In the last days of Newcastle, I was slowly beginning to realise this.  I had pulled up the drawbridge on promoting live shows and producing other people’s work.  The bands I was in just rehearsed, wrote and hung out together.  It was by far the most creative time, disengaging from a closed-shop music scene that had no time for blow-ins like us.  And why exhaust oneself trying to appeal to an audience one didn’t respect?  Why try to hawk for work in a profession that was two steps removed from the heartfelt reason you got into it in the first place?  By 2013, I had run out of patience and energy trying to engage with an alternative music scene in Newcastle that had become bogged down in the hipster aesthetic and which was cliquey beyond belief.  It’s a small place; and if your face doesn’t fit then don’t expect to get any shows without having to put them on yourself.  And that takes time and energy that could be better spent working on your own endeavours. 

I got so angry with it all.  I didn’t really know why at the time, but I understand more of it now.  It doesn’t stop me being angry – mainly at myself – for pandering to all that scenster nonsense, when I should have been way, way ahead of all that, making my own stuff and having a life worth living, rather than grubbing around in the constrictive world of the Ouseburn.

And that's not to invalidate the successes Ex Libris did have while it was operating.  I achieved a lot through it, though I'm not sure if it was all in exactly the direction I had originally intended.  Things got blown off course as time went by.  And the work I did for others gave me knowledge and experience beyond my wildest dreams, compared to when I started out on the little MiniDisc 8-track in Portrush.   So I'm fighting to use this mixed bag of experiences to map out a better way forward for the future.

Any attempt at engaging with the professional “industry” was the same.  There was this innate incompatibility that ran through me when I tried to work with such things.  I found that lots of people can be good at many things, but few involved in music are there for creative reasons.  They may say they are.  They may talk as though they are, wear the clothes as though they are and make the friends that suggest that they are.  But when push comes to shove, they’re invited to the party on reasons other than merit; and all the artistic integrity in the world isn’t enough to hammer through the thick skin of artifice and clique-iness that exists in a scene that distrusts anything it doesn’t already know or feel familiar with.  The only way in, is via people – and that takes a certain talent that isn’t necessarily related to making good music.  The same can be said of business as a whole:  it’s not what you know, but who you know that grants you the exposure you need to make a living.

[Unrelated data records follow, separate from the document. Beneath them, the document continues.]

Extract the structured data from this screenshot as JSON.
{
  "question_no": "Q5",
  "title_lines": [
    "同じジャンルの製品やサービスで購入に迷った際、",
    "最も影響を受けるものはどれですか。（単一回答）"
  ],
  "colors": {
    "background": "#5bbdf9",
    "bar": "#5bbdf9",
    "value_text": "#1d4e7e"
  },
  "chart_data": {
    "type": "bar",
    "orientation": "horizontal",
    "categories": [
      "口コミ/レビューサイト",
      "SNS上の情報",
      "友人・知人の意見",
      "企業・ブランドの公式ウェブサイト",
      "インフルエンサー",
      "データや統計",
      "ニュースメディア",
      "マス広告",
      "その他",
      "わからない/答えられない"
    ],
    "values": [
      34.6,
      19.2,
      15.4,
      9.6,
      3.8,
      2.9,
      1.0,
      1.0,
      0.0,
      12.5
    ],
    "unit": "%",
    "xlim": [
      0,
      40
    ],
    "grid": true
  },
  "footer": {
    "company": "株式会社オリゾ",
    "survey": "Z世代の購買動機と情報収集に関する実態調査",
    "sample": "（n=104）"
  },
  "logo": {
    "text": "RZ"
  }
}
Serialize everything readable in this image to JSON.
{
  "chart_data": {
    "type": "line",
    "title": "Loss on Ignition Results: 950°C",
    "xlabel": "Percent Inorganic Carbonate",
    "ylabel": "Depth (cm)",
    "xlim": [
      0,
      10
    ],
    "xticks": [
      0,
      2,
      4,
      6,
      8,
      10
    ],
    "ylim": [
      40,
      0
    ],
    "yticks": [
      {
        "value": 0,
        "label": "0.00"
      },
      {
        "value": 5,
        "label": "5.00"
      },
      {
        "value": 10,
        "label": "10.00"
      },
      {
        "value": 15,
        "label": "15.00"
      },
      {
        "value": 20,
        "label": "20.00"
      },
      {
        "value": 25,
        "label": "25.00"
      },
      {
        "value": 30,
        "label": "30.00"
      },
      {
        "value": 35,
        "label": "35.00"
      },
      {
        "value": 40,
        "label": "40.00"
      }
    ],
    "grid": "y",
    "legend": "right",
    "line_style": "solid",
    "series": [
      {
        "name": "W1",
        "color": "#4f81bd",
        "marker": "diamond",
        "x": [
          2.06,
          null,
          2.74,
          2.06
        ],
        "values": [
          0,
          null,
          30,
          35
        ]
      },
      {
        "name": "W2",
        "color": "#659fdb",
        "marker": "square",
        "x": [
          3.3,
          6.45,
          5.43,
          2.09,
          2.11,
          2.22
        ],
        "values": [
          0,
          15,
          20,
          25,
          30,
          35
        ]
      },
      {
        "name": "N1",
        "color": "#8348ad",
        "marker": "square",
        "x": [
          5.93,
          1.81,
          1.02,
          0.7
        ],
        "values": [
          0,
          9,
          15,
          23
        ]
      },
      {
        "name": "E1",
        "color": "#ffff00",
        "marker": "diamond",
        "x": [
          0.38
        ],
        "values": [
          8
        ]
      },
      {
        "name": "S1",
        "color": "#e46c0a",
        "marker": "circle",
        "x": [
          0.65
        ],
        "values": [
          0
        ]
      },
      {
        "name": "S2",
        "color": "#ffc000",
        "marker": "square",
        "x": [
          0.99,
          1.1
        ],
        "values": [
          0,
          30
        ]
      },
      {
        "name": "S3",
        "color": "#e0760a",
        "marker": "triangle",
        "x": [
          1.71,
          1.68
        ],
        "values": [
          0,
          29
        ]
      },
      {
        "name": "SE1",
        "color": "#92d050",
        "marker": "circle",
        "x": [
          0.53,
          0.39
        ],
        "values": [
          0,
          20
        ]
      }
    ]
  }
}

At one point during my final furlong in Newcastle, I was in talks with a business that pairedproducer-songwriters with emerging artists.  I thought it might be a good idea to turn what talents and experience I had in the field to good, commercial use.  It ended up with these two middle-aged business men talking a lot about X Factor finalists in Serbia, and criticising the vocals on an old My Attorney track.  I felt violated; I knew in my heart that the work I’d done was – for the most part – good.  Inviting these clowns into my life to grope me and leave without so much as a follow up phone call was humiliating.  Again, it was Life’s way of saying that I was going about things the wrong way.  Something as precious as singing is not designed to be grafted onto the mechanics of a business that is just looking for the next corporate consultancy payday, masquerading as some "workshop" or "enterprise programme".

Make the sign of the cross, and walk away.  Which was difficult, because I never wanted to be a hobbyist.  For me it was a life thing.  So you have to step back, and reappraise it all.  Work out how you are going to do what it is you want to do, outside of anyone else’s system.  Because once you start playing by someone else’s rules, you’re fucked.